Where array[0] has been altered
N.B. Because we dealing with objects, the 'name' of the variable doesn't matter - it will still be a reference to the same object
However, in method2, we take an argument, like in method1, but this time we use the assignment operator to assign that variable to a new value in the scope that it's currently in - so the global array isn't altered, so we still print out
"2, 2"
For a beginner programmer, I would personally write a few test programs where you get to fully understand how variables and scopes work.
But just know, everytime you create a new block of code, a new scope is created, local variables to that scope can only be seen in that scope and ones below it.
For instance:
public void test()
{
int a = 5;
method1(a);
System.out.println(a); // prints 5
}
public void method1(int a)
{
// a is only viewable in the method1 scope
// and any scopes below it, that is, any scopes created within method1
// and since we use an assignment operator, we assign method1.a a value, not global 'a' a value
a = 123;
if (true)
{
// this is a new scope, variables created in this block cannot be seen outside it
// but can see variables from above it
System.out.println(a); // prints 123
}
}
Here, we create a new scope inside method1 inside the if statement, which can see a above it. However, because method1 and test's scopes are both independent, when we use the assignment operator, we assign the value of a to the local scope. So a is different in both test and method1
I hope you understand better now.
I'm not very good at conveying things, but if it even helped a little bit in understanding scopes I did well, plus, it was fun.

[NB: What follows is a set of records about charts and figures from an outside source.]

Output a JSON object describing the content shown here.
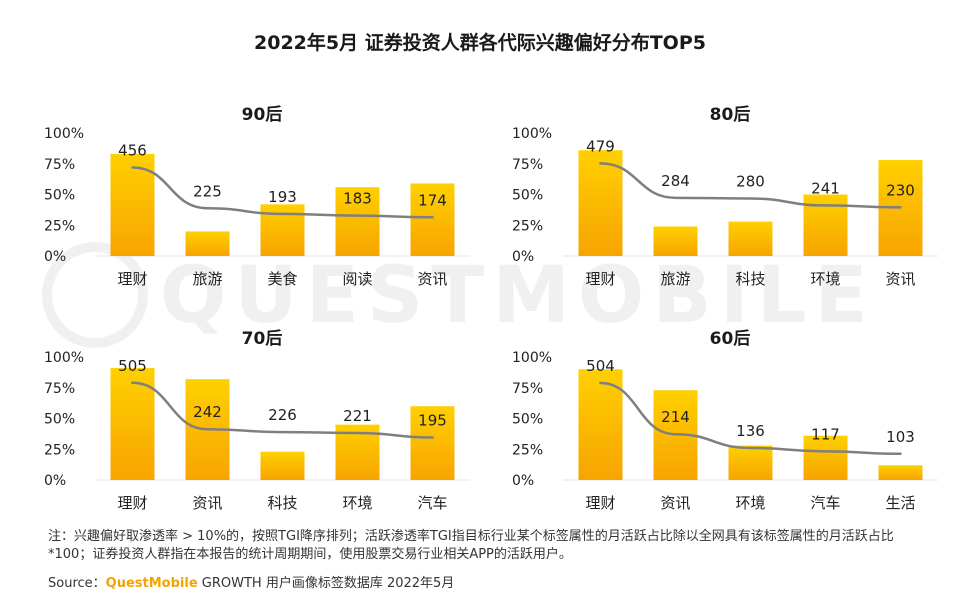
{
  "title": "2022年5月 证券投资人群各代际兴趣偏好分布TOP5",
  "watermark": "QUESTMOBILE",
  "colors": {
    "bar_top": "#ffd000",
    "bar_bottom": "#f7a400",
    "line": "#7f7f7f",
    "text": "#222222"
  },
  "chart_data": [
    {
      "type": "bar",
      "title": "90后",
      "categories": [
        "理财",
        "旅游",
        "美食",
        "阅读",
        "资讯"
      ],
      "values": [
        83,
        20,
        42,
        56,
        59
      ],
      "tgi": [
        456,
        225,
        193,
        183,
        174
      ],
      "yticks": [
        "100%",
        "75%",
        "50%",
        "25%",
        "0%"
      ],
      "ylim": [
        0,
        100
      ],
      "tgi_range": [
        0,
        600
      ],
      "secondary_series": "TGI"
    },
    {
      "type": "bar",
      "title": "80后",
      "categories": [
        "理财",
        "旅游",
        "科技",
        "环境",
        "资讯"
      ],
      "values": [
        86,
        24,
        28,
        50,
        78
      ],
      "tgi": [
        479,
        284,
        280,
        241,
        230
      ],
      "yticks": [
        "100%",
        "75%",
        "50%",
        "25%",
        "0%"
      ],
      "ylim": [
        0,
        100
      ],
      "tgi_range": [
        0,
        600
      ],
      "secondary_series": "TGI"
    },
    {
      "type": "bar",
      "title": "70后",
      "categories": [
        "理财",
        "资讯",
        "科技",
        "环境",
        "汽车"
      ],
      "values": [
        91,
        82,
        23,
        45,
        60
      ],
      "tgi": [
        505,
        242,
        226,
        221,
        195
      ],
      "yticks": [
        "100%",
        "75%",
        "50%",
        "25%",
        "0%"
      ],
      "ylim": [
        0,
        100
      ],
      "tgi_range": [
        0,
        600
      ],
      "secondary_series": "TGI"
    },
    {
      "type": "bar",
      "title": "60后",
      "categories": [
        "理财",
        "资讯",
        "环境",
        "汽车",
        "生活"
      ],
      "values": [
        90,
        73,
        28,
        36,
        12
      ],
      "tgi": [
        504,
        214,
        136,
        117,
        103
      ],
      "yticks": [
        "100%",
        "75%",
        "50%",
        "25%",
        "0%"
      ],
      "ylim": [
        0,
        100
      ],
      "tgi_range": [
        0,
        600
      ],
      "secondary_series": "TGI"
    }
  ],
  "footnote": "注：兴趣偏好取渗透率 > 10%的，按照TGI降序排列；活跃渗透率TGI指目标行业某个标签属性的月活跃占比除以全网具有该标签属性的月活跃占比*100；证券投资人群指在本报告的统计周期期间，使用股票交易行业相关APP的活跃用户。",
  "source": {
    "prefix": "Source：",
    "brand": "QuestMobile",
    "suffix": " GROWTH 用户画像标签数据库 2022年5月"
  }
}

Java is pass-by-value, but most values (everything that's not a primitive, in this case int[] and String) are references, which means they act like pass-by-reference.
Here's a nice writeup: http://javadude.com/articles/passbyvalue.htm
arrays are special type of objects and memory will be allocated on HEAP. When you pass array as parameter to method it will be pass as reference-value (copy of the reference).
This means initial b and this new reference points to same object. Unless new reference points to another object, changes on this reference will reflect on same object. That is why you are seeing value reflected on original array.
All of the values were passed TO the inner methods, but the inner methods returned nothing. However, method2 modified the internal value of the array that was passed to it, so that inner value appeared modified on return.
Note that method2 is the only one where you did not assign to the variable (parameter) itself, but rather assigned to an element of the object whose reference was passed in.
There is a critical difference between modifying the reference (pointer) to an object, and modifying the object itself.